The IRS, compared to other federal agencies, is unique in its ability to collect debts. The IRS generally does not have to sue a taxpayer before it can collect back taxes. Current law allows the IRS to administratively assess tax debts and then start collecting those debts without the courts’ involvement if the taxpayer does not contest the legitimacy of the assessment.    

The administrative collections powers given to the IRS are broad and generally include liens, bank levies and wage garnishments.  

Congress recently gave the IRS a new power: the ability to revoke your passport or deny the issuance of a passport.  On Dec. 4, 2015, President Obama signed into law the Fixing America’s Surface Transportation Act.  Buried within the act were a couple of tax provisions.  One requires the IRS to use private debt collection companies to collect delinquent inactive tax accounts. The the other requires the State Department to revoke a passport, deny a passport application or renewal of a passport for taxpayers who have seriously delinquent tax debt.

Seriously delinquent tax debt is defined as an amount larger than $50,000, including penalties and interest, for all outstanding tax years. The IRS also must have sent many notices and either attempted to levy accounts or filed a lien against a taxpayer and advised him that his passport may be revoked before it is revoked.  Basically, a taxpayer must have ignored the IRS’s notices and collection efforts for more than a year.    

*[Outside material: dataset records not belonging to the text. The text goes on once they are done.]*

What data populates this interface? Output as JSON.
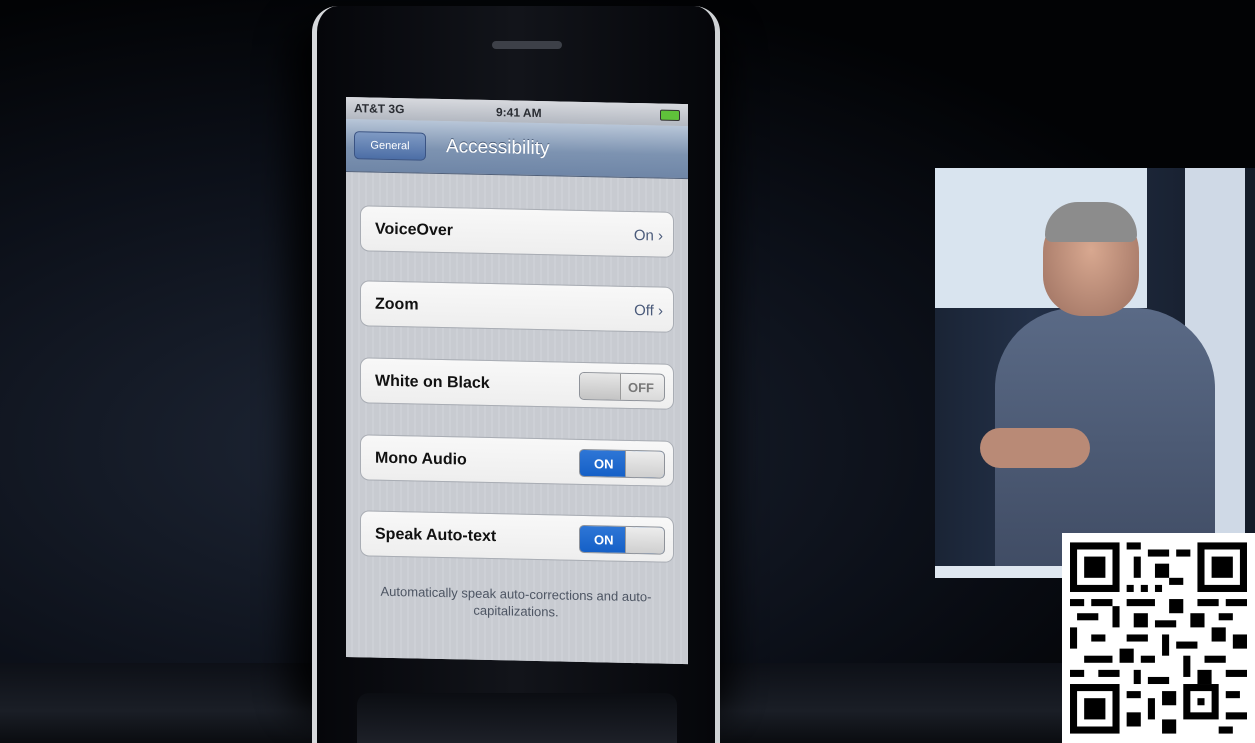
{
  "status_bar": {
    "carrier": "AT&T 3G",
    "time": "9:41 AM"
  },
  "nav_bar": {
    "back_label": "General",
    "title": "Accessibility"
  },
  "settings": {
    "voiceover": {
      "label": "VoiceOver",
      "value": "On ›"
    },
    "zoom": {
      "label": "Zoom",
      "value": "Off ›"
    },
    "white_on_black": {
      "label": "White on Black",
      "toggle": "OFF"
    },
    "mono_audio": {
      "label": "Mono Audio",
      "toggle": "ON"
    },
    "speak_auto_text": {
      "label": "Speak Auto-text",
      "toggle": "ON"
    }
  },
  "footer_note": "Automatically speak auto-corrections and auto-capitalizations.",
  "colors": {
    "toggle_on": "#1a66cc",
    "nav_bar": "#7d93b1"
  }
}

The IRS cannot revoke the passport itself, but it will transmit a list of seriously delinquent taxpayers to the State Department, which will make the revocation.  Congress put due process procedures in place that require that taxpayers receive warning notices and have the ability to dispute the revocation in a federal court.  

The revocation not only affects taxpayers who travel for business or pleasure, but also the millions of Americans living abroad.  The law does allow for an exception for humanitarian or emergency situations.  What those are and how aggressive the IRS will be are yet to be seen.

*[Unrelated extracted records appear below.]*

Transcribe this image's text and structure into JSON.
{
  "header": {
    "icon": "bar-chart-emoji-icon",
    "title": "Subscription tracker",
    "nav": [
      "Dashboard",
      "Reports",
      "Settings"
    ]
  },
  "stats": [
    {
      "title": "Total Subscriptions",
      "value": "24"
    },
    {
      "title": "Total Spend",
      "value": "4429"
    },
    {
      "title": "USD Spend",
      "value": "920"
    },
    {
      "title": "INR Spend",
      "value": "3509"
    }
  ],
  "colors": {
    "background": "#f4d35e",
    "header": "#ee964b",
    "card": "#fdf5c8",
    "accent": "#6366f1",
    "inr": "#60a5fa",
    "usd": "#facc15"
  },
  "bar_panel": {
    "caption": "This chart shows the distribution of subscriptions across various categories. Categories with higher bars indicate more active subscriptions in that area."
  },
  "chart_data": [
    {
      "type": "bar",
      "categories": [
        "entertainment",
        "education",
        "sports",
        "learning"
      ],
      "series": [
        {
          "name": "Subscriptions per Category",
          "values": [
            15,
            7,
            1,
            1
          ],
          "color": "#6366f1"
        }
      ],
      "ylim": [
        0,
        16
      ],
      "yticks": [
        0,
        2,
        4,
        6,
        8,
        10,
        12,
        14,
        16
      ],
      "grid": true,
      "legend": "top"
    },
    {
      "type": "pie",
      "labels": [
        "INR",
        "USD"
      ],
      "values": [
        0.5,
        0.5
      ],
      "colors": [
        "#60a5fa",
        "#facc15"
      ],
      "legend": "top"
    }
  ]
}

If a taxpayer is seriously delinquent and has received threats of passport revocation, all is not lost.  There are several tax debt resolution procedures a taxpayer can pursue that will prevent his or her name from going on the passport revocation list.  Those tax resolutions include installment payment plans, Offer in Compromises, Collection Due Process hearings, innocent spouse relief, or hardship determinations.  

Under an installment payment plan, a taxpayer can pay off the debt over several years without being subjected to the harsh IRS collection practices.

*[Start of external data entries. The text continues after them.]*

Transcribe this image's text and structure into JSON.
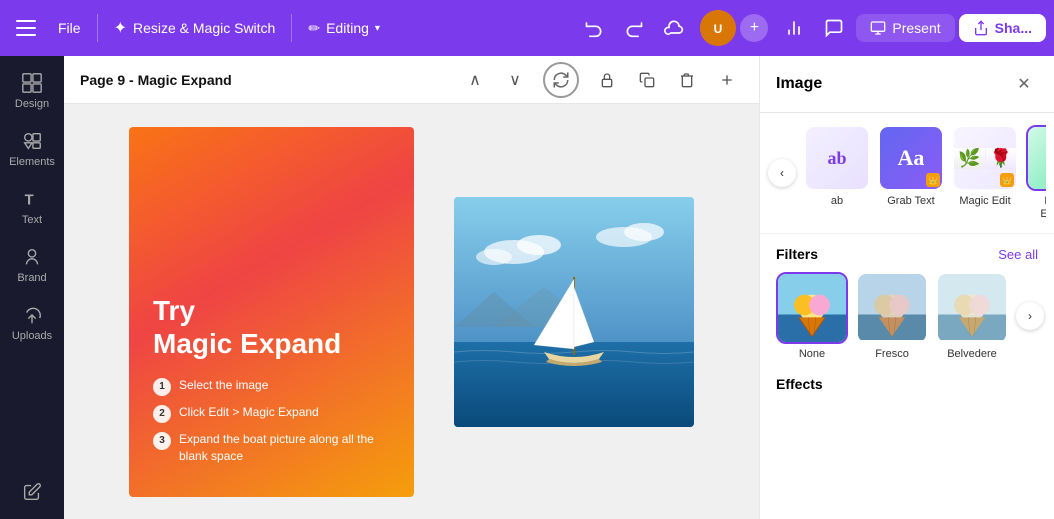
{
  "topbar": {
    "menu_icon": "☰",
    "file_label": "File",
    "resize_label": "Resize & Magic Switch",
    "editing_label": "Editing",
    "undo_icon": "↩",
    "redo_icon": "↪",
    "cloud_icon": "☁",
    "add_icon": "+",
    "chart_icon": "📊",
    "chat_icon": "💬",
    "cast_icon": "📺",
    "present_label": "Present",
    "share_label": "Sha..."
  },
  "sidebar": {
    "items": [
      {
        "label": "Design",
        "icon": "design"
      },
      {
        "label": "Elements",
        "icon": "elements"
      },
      {
        "label": "Text",
        "icon": "text"
      },
      {
        "label": "Brand",
        "icon": "brand"
      },
      {
        "label": "Uploads",
        "icon": "uploads"
      }
    ]
  },
  "page": {
    "title": "Page 9 - Magic Expand",
    "up_icon": "∧",
    "down_icon": "∨",
    "lock_icon": "🔒",
    "copy_icon": "⧉",
    "delete_icon": "🗑",
    "add_icon": "+"
  },
  "canvas": {
    "design_title": "Try\nMagic Expand",
    "step1": "Select the image",
    "step2": "Click Edit > Magic Expand",
    "step3": "Expand the boat picture along all the blank space"
  },
  "panel": {
    "title": "Image",
    "close_icon": "✕",
    "nav_left": "‹",
    "nav_right": "›",
    "options": [
      {
        "label": "ab",
        "type": "ab"
      },
      {
        "label": "Grab Text",
        "type": "grab-text",
        "badge": "crown"
      },
      {
        "label": "Magic Edit",
        "type": "magic-edit",
        "badge": "crown"
      },
      {
        "label": "Magic\nExpand",
        "type": "magic-expand",
        "badge": "diamond",
        "selected": true
      }
    ],
    "filters_title": "Filters",
    "see_all": "See all",
    "filters": [
      {
        "label": "None",
        "type": "none",
        "selected": true
      },
      {
        "label": "Fresco",
        "type": "fresco"
      },
      {
        "label": "Belvedere",
        "type": "belvedere"
      }
    ],
    "effects_title": "Effects"
  }
}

An Offer in Compromise allows taxpayers to settle tax debt for less than what is owed. That option is for taxpayers who have few assets or income that is too low to pay off the debt in an installment payment plan.  

A Collection Due Process hearing allows the taxpayer to contest a levy or lien and propose a collection alternative with IRS Appeals.  

Lastly, the request for innocent spouse relief allows spouses to legally distance themselves from a marital tax debt because of their spouse’s illegal or fraudulent acts.  

Taxpayers who believe a tax debt is incorrect and the amount owed is actually much less or zero, can request an IRS audit reconsideration or an Offer in Compromise, doubt as to liability.  

The IRS is very computer-driven and makes mistakes all the time.  An audit reconsideration allows a human to review the tax assessment for any errors or needed adjustments.  The end result of an audit reconsideration may lower the taxpayer’s debt to below the $50,000 threshold.  

The revocation of a passport is a completely preventable event if a taxpayer opens up a dialogue with the IRS to resolve the tax debt.  We recommend that taxpayers who are in the position to lose their passport contact a qualified tax professional to start the resolution process and meet with that qualified tax professional face to face.  Be very careful in hiring tax resolution firms that advertise on television or the radio and are out of state.  I have heard many horror stories about out of state firms that don’t properly represent their clients.